[whatwg] several messages about XML syntax and HTML5

Mon Dec 4 15:26:07 PST 2006

Sam Ruby wrote:
> James Graham wrote:
>> As I understand it, the full chain of events should look like this:
>>
>>  [Internal data model in server]
>>                 |
>>                 |
>>        HTML 5 Serializer
>>                 |
>>                 |
>>             {Network}
>>                 |
>>                 |
>>           HTML 5 Parser
>>                 |
>>                 |
>>  [Whatever client tools you like]
>
> This only works if the internal-data-model to HTML5 conversion is 
> lossless.

The potentially-lossy-conversion argument is rather pointless when you 
consider that reserialising XHTML as HTML has, for all practical 
purposes, is almost exactly the same or better serving XHTML as text/html.

The main difference is that instead of the conversion to HTML5 happening 
on the server side, as in that diagram, the browser receives XHTML which 
it then attempts to treat as HTML anyway.  What practical difference is 
there?  The following example illustrates this.

Say the following was your XHTML document.  I'm only including the 
doctype because it's necessary for the example, not because it's useful 
to have in XHTML at all.

<!DOCTYPE html>
<html xmlns="http://www.w3.org/1999/xhtml" xml:lang="en">
<head>
   <title>Example</title>
</head>
<body>
   <p>This document cannot be converted losslessy because:
     <ul>
       <li>A paragraph cannot contain a ul in HTML</li>
     </ul>
     and they will become siblings instead.</p>
</body>
</html>

There are 3 scenarios.  In scenario 1, it's sent unchanged as XML. In 
scenario 2, the XHTML is serialised to HTML on the server side.  In 
scenario 3, it's sent unchanged as text/html.

*Scenario 1: XHTML as XML*
When parsed by the browser using an XML parser, it produces the 
following DOM:
(whitespace nodes omitted and all elements are in the XHTML namespace)

* #DOCTYPE html
* html
     - ("http://www.w3.org/2000/xmlns/", "xmlns")
     - ("http://www.w3.org/XML/1998/namespace", "xml:lang")
   * head
     * title
       * #text: Example
   * body
     * p
       * #text: This document cannot be converted losslessy because:
       * ul
         * li
           * #text: A paragraph cannot contain a ul in HTML
       * #text: and they will become siblings instead.

*Scenario 2: Reserialising as HTML*

* Because a <p> cannot contain a <ul>, the document gets converted into 
the following:

<!DOCTYPE html>
<html lang="en">
<head>
   <title>Example</title>
</head>
<body>
   <p>This document cannot be converted losslessy because:
     </p><ul>
       <li>A paragraph cannot contain a ul in HTML</li>
     </ul><p>
     and they will become siblings instead.</p>
</body>
</html>

In this simple example, there were 4 changes:
* Removal of xmlns
* Changed xml:lang to lang
* The <p> element had to end immediately before the <ul>
* Created a new paragraph after the UL for the remaining sentence.
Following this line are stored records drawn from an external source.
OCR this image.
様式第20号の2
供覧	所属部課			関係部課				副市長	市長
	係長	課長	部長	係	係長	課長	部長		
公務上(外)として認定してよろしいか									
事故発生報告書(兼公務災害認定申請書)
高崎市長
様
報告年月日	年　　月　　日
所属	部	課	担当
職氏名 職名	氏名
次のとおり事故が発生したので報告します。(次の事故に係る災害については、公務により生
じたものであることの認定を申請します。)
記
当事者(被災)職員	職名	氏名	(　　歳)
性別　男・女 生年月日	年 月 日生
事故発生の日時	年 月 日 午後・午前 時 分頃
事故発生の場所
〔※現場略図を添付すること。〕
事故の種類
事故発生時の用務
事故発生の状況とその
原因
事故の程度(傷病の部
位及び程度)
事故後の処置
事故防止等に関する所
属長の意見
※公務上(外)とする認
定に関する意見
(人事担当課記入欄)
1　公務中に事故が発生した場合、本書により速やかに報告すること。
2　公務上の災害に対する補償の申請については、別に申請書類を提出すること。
When parsed, the browser will produce a DOM that looks like this:

* #DOCTYPE html
* html
     - ("", "lang")
   * head
     * title
       * #text: Example
   * body
     * p
       * #text: This document cannot be converted losslessy because:
     * ul
       * li
         * #text: A paragraph cannot contain a ul in HTML
     * p
       * #text: and they will become siblings instead.

*Scenario 3: XHTML as text/html*

This relies on browser error recovery.  The document is sent unchanged 
and produces the following DOM:

* #DOCTYPE html
* html
     - ("", "xmlns")
     - ("", "xml:lang")
   * head
     * title
       * #text: Example
   * body
     * p
       * #text: This document cannot be converted losslessy because:
     * ul
       * li
         * #text: A paragraph cannot contain a ul in HTML
     * #text: and they will become siblings instead.

In this final case, the DOM is similar to scenario 2; except for the 
following:

* The "xmlns" and "xml:lang" attributes in the null namespace.
* The lack of the "lang" attribute in the null namespace.
* The final text node has become child of body, instead of a p element.

You've ended up with a lossy conversion of your XHTML in both text/html 
cases.  In fact, it's marginally better when you perform the 
reserialisation yourself because you get to make smarter decisions.

The point is that complaining about the inability to perform lossless 
conversion in some cases is not really practically relevant for anyone 
who's willing to serve their XHTML documents as text/html anyway – the 
end result is practically same, if not better, when you reserialise it 
yourself.

This issue has been around for years, ever since XHTML 1.0 began 
wreaking havoc on the world, yet it doesn't seem to have particularly 
bothered anyone trying to use it, or even promoting it.

You just need to realise that, if you wish to have your documents 
reserialised as HTML or even wrongly serve XHTML as text/html, you need 
to take care to avoid features which will result in a lossy conversion, 
or put up with the minor discrepancies.

-- 
Lachlan Hunt
http://lachy.id.au/